Он давно облюбовал эту лавочку в центре огромного двора, куда присаживался, дожидаясь рассвета.
– Скоро черёмуха зацветёт... Потом яблони... Потом сирень...
Осторожно осмотрелся – ни одной живой души! Он всё ещё не привык к своему статусу "бомж", всё ещё стеснялся окружающих. Достал из пакета на ощупь яблоко. Залюбовался:
– Красное... Красивое яблоко... В тёплых краях зрело... – Обтёр о рукав серой давно выцветшей спецовки, надкусил сохранившимися с боку зубами. Ароматный сок освежил ротовую полость. – Какое блаженство! Зажрались люди совсем, столько годной еды выбрасывают! И сыры, и фрукты, и хлеб, даже колбасу и мясо! А сколько годной крепкой мебели выбрасывают!
Заслышав звук автомашины вдали на стоянке, погладил аккуратно подстриженную бородку и, накинув кепку, поднялся – пора удалиться от людских взоров.
Их землянка, устроенная на изгибе теплотрассы между районами в виде лежачей буквы "П" и заросшая с обеих сторон бурьяном и молодыми кустарниками, вторую зиму надёжно скрывала своих обитателей. Их было двое. Он нарадоваться не мог, что деловой парнишка ему попался. И все стенки внутри кирпичиками обложил, и к воде чистой сумел краник приварить, и к электричеству от столба подсоединился, даже радио болтает, и на крышу листовое железо приволок на случай от дождя.
– Молодец Тимка, ни минуты без дела не сидит. И весело мне с ним. Когда я на свалке жил, там во много раз хуже было, лодырей там много... и шумно очень... и тесно... и грязно... и не уважают они там друг друга. Обо мне и говорить нечего, сколько раз под зад получал... бесчувственные все... и по имени меня там никто ни разу не назвал... А когда-то меня величали Павел Николаевич... А здесь хорошо, и совсем недалеко от жилых домов.
Зимой они подходили сюда со стороны леса, чтобы тропинку от их следов не было видно со стороны рядом проходившей автотрассы. Сейчас, когда снег сошёл, в этой осторожности необходимости не было. Но зато ночи стали холодными, так как отопление в городе отключили. Землянка была в полный рост за счёт приличного углубления под трубопроводами, а лежанки располагались наверху под дощатым потолком.

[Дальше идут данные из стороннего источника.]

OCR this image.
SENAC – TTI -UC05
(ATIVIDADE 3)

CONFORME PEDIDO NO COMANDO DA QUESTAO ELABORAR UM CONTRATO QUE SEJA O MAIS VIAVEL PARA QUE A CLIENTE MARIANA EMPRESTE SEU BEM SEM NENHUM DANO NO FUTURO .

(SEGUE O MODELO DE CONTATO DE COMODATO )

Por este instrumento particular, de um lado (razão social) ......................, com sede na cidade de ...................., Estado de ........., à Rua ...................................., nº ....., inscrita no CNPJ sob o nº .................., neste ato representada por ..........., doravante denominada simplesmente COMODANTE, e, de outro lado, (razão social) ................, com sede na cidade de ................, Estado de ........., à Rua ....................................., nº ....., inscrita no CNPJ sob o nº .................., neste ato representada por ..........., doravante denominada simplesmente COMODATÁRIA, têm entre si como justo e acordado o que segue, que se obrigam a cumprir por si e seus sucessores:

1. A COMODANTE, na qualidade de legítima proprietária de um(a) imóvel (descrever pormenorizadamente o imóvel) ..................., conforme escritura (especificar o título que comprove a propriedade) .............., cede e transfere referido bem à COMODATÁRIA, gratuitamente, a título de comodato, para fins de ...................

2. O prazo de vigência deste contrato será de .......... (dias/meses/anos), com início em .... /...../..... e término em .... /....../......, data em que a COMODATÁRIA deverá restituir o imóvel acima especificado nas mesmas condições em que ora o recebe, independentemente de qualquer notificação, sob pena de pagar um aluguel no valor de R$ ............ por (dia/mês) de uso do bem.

– Так, сегодня я косточек настоящих мешочек нашёл, похоже свиные. Сейчас мы супчик сварганим, грибочками заправим, морковкой сушёной. Потом шиповника надо заварить свеженького. Вкусненько сегодня проживём.
Запасы на зиму они делали основательно, картошку выкапывали на соседних открытых полях, сушили травки, грибы, ягоды, сухари. А сахар, хлеб и иногда муку Тимка приносил. Когда он ещё учился, то жил с бабулей, а когда пришёл после армии, то бабуля уже Богу душу отдала, так же как и их допотопная хижина. Прописался, участок на себя целый год оформлял. А жить-то всё равно было негде! Влюбился – оказалось в змеиное логово трёх женщин попал, его любовь, её дочь и мать, сбежал в чём мать родила и оказался на городской свалке, среди таких же бомжей. Не сплоховал, устроился сантехником в ЖКО, а сейчас работает ночным грузчиком в супермаркете, две ночи работает, две – отдыхает. Поэтому и деньжата у него водятся, и сытый всегда, и хлеб с сахаром в их землянке есть. И в баню они раз в месяц обязательно ходят попариться, уйдут с утра и не выходят до самого вечера.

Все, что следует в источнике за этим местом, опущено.